Stewart had an encyclopedic knowledge of Oregon coastal flora and fauna that was truly amazing to behold. This man could look at a desolate patch of mud and find about 30 little organisms, recite the scientific names for each one, and then then point out microscopic anatomical features that none of us could even see with a magnifier. he would pick up a little worm and describe its relationship with the seaweed strewn all over the beach (going off on a brief tangent about seaweed photosynthetic adaptations), mention that it can't survive anywhere except the Oregon coast, and then pick up an identical worm right next it and proceeded to inform us that this is an invasive from Japan and is outcompeting the normal worm because of the cilia lining the inside of its digestive tract. Even when we were given time to explore, I always stuck close to him because he turned even the most barren stretch of sand into a classroom teeming with life.
He was one of those people with a perfect professor voice, and encouraged everyone to participate by explaining relationships and then asking us to think about why these two organisms evolved that way. Why would the isopod lodge in only one side of the sand shrimp’s gill system? If all this invasive dune grass was removed and the dune were allowed to collapse back to its natural state what might happen to the delicate depression zones behind them? Why is there such a sharp boundary line in the intertidal zonation between the sea stars and the mussels?
He could then back up every fact with the grad student who discovered it, or the PhD candidate who spent 10 years researching it, their alma maters, and what their favorite breakfast cereal is. Seriously. Encyclopedic.
I learned about hermaphroditic barnacles, how to predict the tides based on phases of the moon, and discovered aggregate clone colonies of anemones whose competitive tendencies would put feuding lords in the Middle Ages to shame.
I can explain critical tide theory, which describes why there is such distinct zonation on coastal habitats. I learned to differentiate between invasive European Beach Grass and native American Dune Grass (sorry, still can’t remember the scientific names). I learned that in one species of marsh grass the male plants grow to normal size on their own, but if they are within a certain radial distance of the female plants, male stalks are only able to grow to ⅙ the normal height. Nature’s gender equality activists need to step up their game.

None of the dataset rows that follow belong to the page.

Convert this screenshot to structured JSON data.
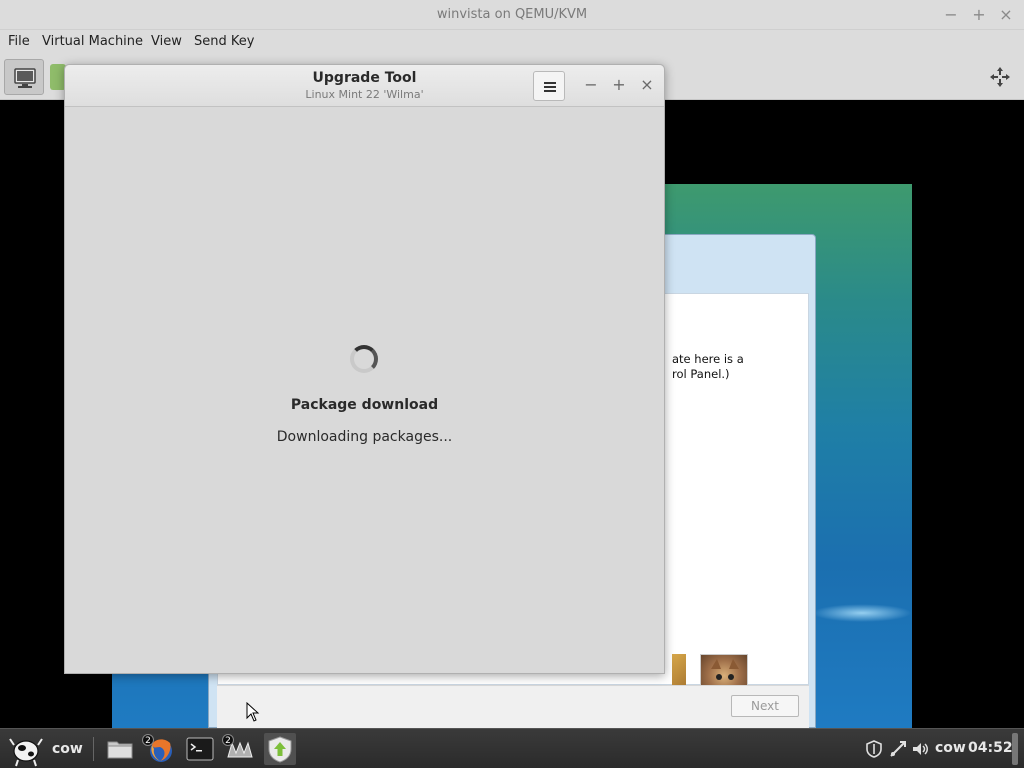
{
  "host_window": {
    "title": "winvista on QEMU/KVM",
    "controls": {
      "minimize": "−",
      "maximize": "+",
      "close": "×"
    },
    "menu": [
      "File",
      "Virtual Machine",
      "View",
      "Send Key"
    ],
    "toolbar": {
      "console_icon": "monitor-icon",
      "details_icon": "lightbulb-icon",
      "fullscreen_icon": "fullscreen-icon"
    }
  },
  "guest": {
    "vista_text": "ate here is a\nrol Panel.)",
    "next_button": "Next"
  },
  "upgrade_tool": {
    "title": "Upgrade Tool",
    "subtitle": "Linux Mint 22 'Wilma'",
    "menu_icon": "hamburger-icon",
    "controls": {
      "minimize": "−",
      "maximize": "+",
      "close": "×"
    },
    "heading": "Package download",
    "status": "Downloading packages..."
  },
  "taskbar": {
    "menu_label": "cow",
    "apps": [
      {
        "name": "files",
        "icon": "folder-icon"
      },
      {
        "name": "firefox",
        "icon": "firefox-icon",
        "badge": "2"
      },
      {
        "name": "terminal",
        "icon": "terminal-icon"
      },
      {
        "name": "virt-manager",
        "icon": "virt-manager-icon",
        "badge": "2"
      },
      {
        "name": "update-manager",
        "icon": "update-shield-icon"
      }
    ],
    "tray": {
      "icons": [
        "shield-icon",
        "network-icon",
        "volume-icon"
      ],
      "user": "cow",
      "clock": "04:52"
    }
  }
}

I was learning all of this next to a fascinating array of people. As far as age distribution goes, I was (predictably) the youngest. But then you have to travel through a couple more decades to reach the next youngest attendee, who was Allison at 65 years old. I’ve never been around old people in a learning environment like that, and quite frankly it was rather enjoyable. No one is afraid to ask questions or air opinions or make dirty jokes. There’s no weird alpha competition. Everyone is a lot calmer and I think it’s impossible for an older person to be awkward. Of course some people are more outspoken than others, but no one was really obnoxious. I became close friends with Trung, the lady who ran our seaside hostel, Jeremy, an engineer from Kansas who never wore shoes, Nancy who manages a watershed and considers clam digging to be her higher calling, and Marcus, an old guy who graduated from Duke Law in the Jurassic period (his own words). I learned almost as much from my new friends as I did from Stewart. Almost.
By the time Sunday afternoon rolled around I was legitimately sad about leaving this new community that I had found, and I hope to stay in touch with some of the amazing people I met.